Sur les frais liés au litige :
32. Les dispositions de l’article L. 761-1 du code de justice administrative font obstacle à ce que soit mise à la charge de la commune de D et de la SAS Maciflore 2.0, qui ne sont pas les parties perdantes dans la présente instance, la somme que demandent M. et Mme B au titre des frais qu’ils ont exposés et qui ne sont pas compris dans les dépens. En revanche, dans les circonstances de l’espèce, il y a lieu de faire application de ces dispositions et de mettre solidairement à la charge des requérants une somme de 1 000 euros au bénéfice de la commune de D et une somme de 1 000 euros au bénéfice de la SAS Maciflore 2.0.
D E C I D E :
Article 1er : La requête de M. et Mme B est rejetée.
Article 2 : M. et Mme B verseront solidairement à la commune de D une somme de 1 000 euros en application de l’article L. 761-1 du code de justice administrative.

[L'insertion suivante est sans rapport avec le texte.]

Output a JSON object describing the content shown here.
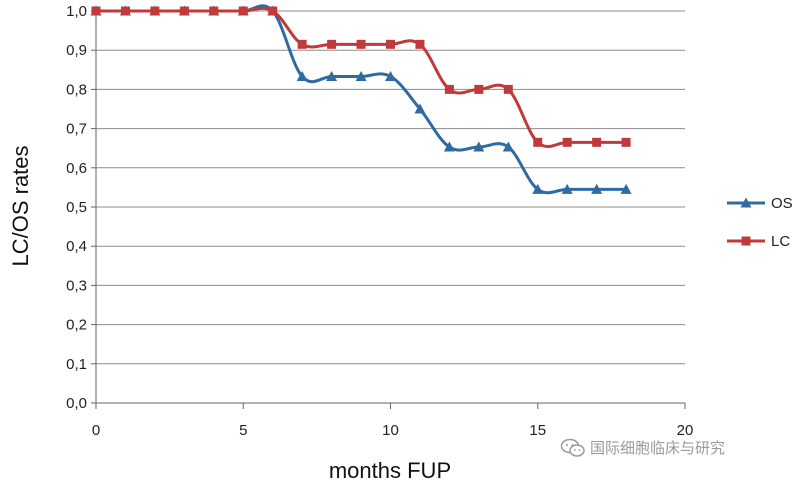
{
  "chart_data": {
    "type": "line",
    "xlabel": "months FUP",
    "ylabel": "LC/OS rates",
    "xlim": [
      0,
      20
    ],
    "ylim": [
      0,
      1.0
    ],
    "x_ticks": [
      "0",
      "5",
      "10",
      "15",
      "20"
    ],
    "y_ticks": [
      "0,0",
      "0,1",
      "0,2",
      "0,3",
      "0,4",
      "0,5",
      "0,6",
      "0,7",
      "0,8",
      "0,9",
      "1,0"
    ],
    "grid": true,
    "legend_position": "right",
    "series": [
      {
        "name": "OS",
        "color": "#2f6aa0",
        "marker": "triangle",
        "x": [
          0,
          1,
          2,
          3,
          4,
          5,
          6,
          7,
          8,
          9,
          10,
          11,
          12,
          13,
          14,
          15,
          16,
          17,
          18
        ],
        "y": [
          1.0,
          1.0,
          1.0,
          1.0,
          1.0,
          1.0,
          1.0,
          0.833,
          0.833,
          0.833,
          0.833,
          0.75,
          0.653,
          0.653,
          0.653,
          0.545,
          0.545,
          0.545,
          0.545
        ]
      },
      {
        "name": "LC",
        "color": "#c0393b",
        "marker": "square",
        "x": [
          0,
          1,
          2,
          3,
          4,
          5,
          6,
          7,
          8,
          9,
          10,
          11,
          12,
          13,
          14,
          15,
          16,
          17,
          18
        ],
        "y": [
          1.0,
          1.0,
          1.0,
          1.0,
          1.0,
          1.0,
          1.0,
          0.915,
          0.915,
          0.915,
          0.915,
          0.915,
          0.8,
          0.8,
          0.8,
          0.665,
          0.665,
          0.665,
          0.665
        ]
      }
    ]
  },
  "watermark": {
    "text": "国际细胞临床与研究",
    "icon": "wechat-icon"
  }
}
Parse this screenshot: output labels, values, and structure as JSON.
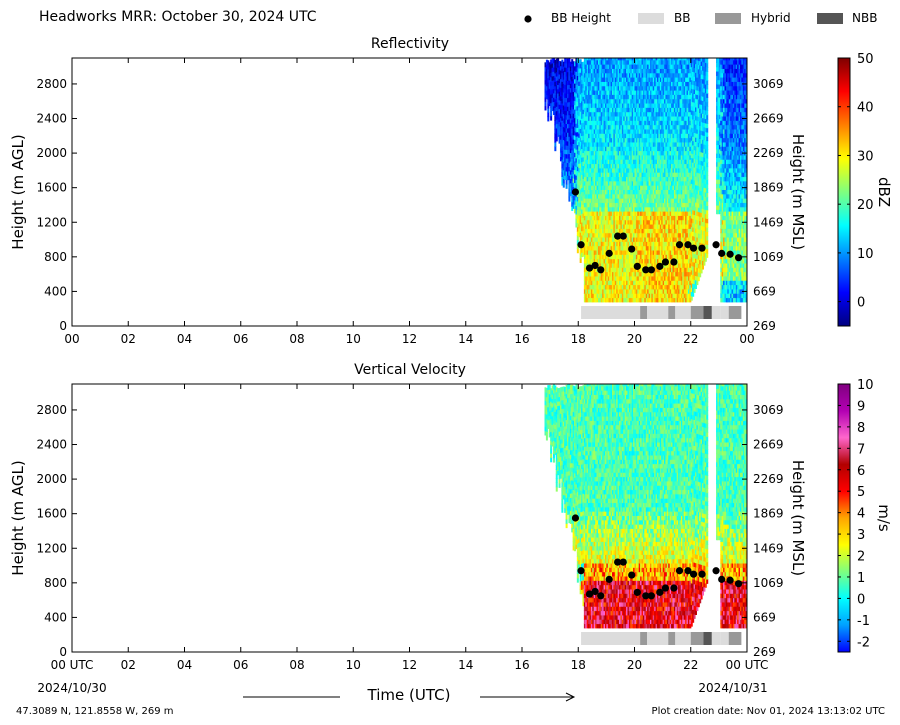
{
  "figure": {
    "title": "Headworks MRR:  October 30, 2024 UTC",
    "location": "47.3089 N, 121.8558 W, 269 m",
    "creation_date": "Plot creation date: Nov 01, 2024 13:13:02 UTC",
    "time_label": "Time (UTC)",
    "start_tick_label": "00 UTC",
    "end_tick_label": "00 UTC",
    "start_date": "2024/10/30",
    "end_date": "2024/10/31"
  },
  "legend": {
    "items": [
      {
        "label": "BB Height",
        "kind": "dot",
        "color": "#000000"
      },
      {
        "label": "BB",
        "kind": "patch",
        "color": "#dcdcdc"
      },
      {
        "label": "Hybrid",
        "kind": "patch",
        "color": "#999999"
      },
      {
        "label": "NBB",
        "kind": "patch",
        "color": "#555555"
      }
    ]
  },
  "chart_data": [
    {
      "type": "heatmap",
      "title": "Reflectivity",
      "ylabel": "Height (m AGL)",
      "ylabel_right": "Height (m MSL)",
      "colorbar_label": "dBZ",
      "colorbar_range": [
        -5,
        50
      ],
      "colorbar_ticks": [
        "0",
        "10",
        "20",
        "30",
        "40",
        "50"
      ],
      "colorbar_tick_values": [
        0,
        10,
        20,
        30,
        40,
        50
      ],
      "colormap": [
        "#00007f",
        "#0000ff",
        "#007fff",
        "#00ffff",
        "#7fff7f",
        "#ffff00",
        "#ff7f00",
        "#ff0000",
        "#7f0000"
      ],
      "xlim": [
        0,
        24
      ],
      "ylim": [
        0,
        3100
      ],
      "xticks": [
        "00",
        "02",
        "04",
        "06",
        "08",
        "10",
        "12",
        "14",
        "16",
        "18",
        "20",
        "22",
        "00"
      ],
      "yticks": [
        "0",
        "400",
        "800",
        "1200",
        "1600",
        "2000",
        "2400",
        "2800"
      ],
      "ytick_values": [
        0,
        400,
        800,
        1200,
        1600,
        2000,
        2400,
        2800
      ],
      "yticks_right": [
        "269",
        "669",
        "1069",
        "1469",
        "1869",
        "2269",
        "2669",
        "3069"
      ],
      "ytick_right_values": [
        0,
        400,
        800,
        1200,
        1600,
        2000,
        2400,
        2800
      ],
      "data_start_hour": 16.8,
      "data_gap_hours": [
        22.6,
        22.9
      ],
      "lower_data_limit_m": 280
    },
    {
      "type": "heatmap",
      "title": "Vertical Velocity",
      "ylabel": "Height (m AGL)",
      "ylabel_right": "Height (m MSL)",
      "colorbar_label": "m/s",
      "colorbar_range": [
        -2.5,
        10
      ],
      "colorbar_ticks": [
        "-2",
        "-1",
        "0",
        "1",
        "2",
        "3",
        "4",
        "5",
        "6",
        "7",
        "8",
        "9",
        "10"
      ],
      "colorbar_tick_values": [
        -2,
        -1,
        0,
        1,
        2,
        3,
        4,
        5,
        6,
        7,
        8,
        9,
        10
      ],
      "colormap": [
        "#0000ff",
        "#00a0ff",
        "#00ffff",
        "#7fff7f",
        "#ffff00",
        "#ffa500",
        "#ff0000",
        "#b20000",
        "#ff66cc",
        "#b300b3",
        "#800080"
      ],
      "xlim": [
        0,
        24
      ],
      "ylim": [
        0,
        3100
      ],
      "xticks": [
        "00 UTC",
        "02",
        "04",
        "06",
        "08",
        "10",
        "12",
        "14",
        "16",
        "18",
        "20",
        "22",
        "00 UTC"
      ],
      "yticks": [
        "0",
        "400",
        "800",
        "1200",
        "1600",
        "2000",
        "2400",
        "2800"
      ],
      "ytick_values": [
        0,
        400,
        800,
        1200,
        1600,
        2000,
        2400,
        2800
      ],
      "yticks_right": [
        "269",
        "669",
        "1069",
        "1469",
        "1869",
        "2269",
        "2669",
        "3069"
      ],
      "ytick_right_values": [
        0,
        400,
        800,
        1200,
        1600,
        2000,
        2400,
        2800
      ],
      "data_start_hour": 16.8,
      "data_gap_hours": [
        22.6,
        22.9
      ],
      "lower_data_limit_m": 280
    }
  ],
  "bb_height": {
    "x": [
      17.9,
      18.1,
      18.4,
      18.6,
      18.8,
      19.1,
      19.4,
      19.6,
      19.9,
      20.1,
      20.4,
      20.6,
      20.9,
      21.1,
      21.4,
      21.6,
      21.9,
      22.1,
      22.4,
      22.9,
      23.1,
      23.4,
      23.7
    ],
    "y": [
      1550,
      940,
      670,
      700,
      650,
      840,
      1040,
      1040,
      890,
      690,
      650,
      650,
      690,
      740,
      740,
      940,
      940,
      900,
      900,
      940,
      840,
      830,
      790
    ]
  },
  "bb_type_bar": {
    "segments": [
      {
        "start": 18.1,
        "end": 20.2,
        "type": "BB"
      },
      {
        "start": 20.2,
        "end": 20.45,
        "type": "Hybrid"
      },
      {
        "start": 20.45,
        "end": 21.2,
        "type": "BB"
      },
      {
        "start": 21.2,
        "end": 21.45,
        "type": "Hybrid"
      },
      {
        "start": 21.45,
        "end": 22.0,
        "type": "BB"
      },
      {
        "start": 22.0,
        "end": 22.45,
        "type": "Hybrid"
      },
      {
        "start": 22.45,
        "end": 22.75,
        "type": "NBB"
      },
      {
        "start": 22.75,
        "end": 23.05,
        "type": "BB"
      },
      {
        "start": 23.05,
        "end": 23.35,
        "type": "BB"
      },
      {
        "start": 23.35,
        "end": 23.8,
        "type": "Hybrid"
      }
    ]
  }
}
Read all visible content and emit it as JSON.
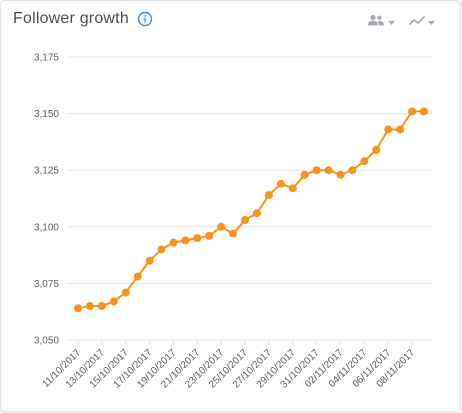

Article 3 : M. et Mme B verseront solidairement à la SAS Maciflore 2.0 une somme de 1 000 euros en application de l’article L. 761-1 du code de justice administrative.
Article 4 : Le présent jugement sera notifié à M. et Mme C et A B, à la commune de D et à la SAS Maciflore 2.0.
Délibéré après l’audience du 28 mai 2025, à laquelle siégeaient :
M. Cornevaux, président,
Mme Cabanne, présidente-assesseure,
M. Pinturault, premier conseiller.
Rendu public par mise à disposition au greffe le 18 juin 2025.
Le rapporteur,
M. PINTURAULT
Le président,
G. CORNEVAUX La greffière,
H. MALO
La République mande et ordonne au préfet de la Gironde, en ce qui le concerne ou à tous commissaires de justice à ce requis en ce qui concerne les voies de droit commun, contre les parties privées, de pourvoir à l’exécution de la présente décision.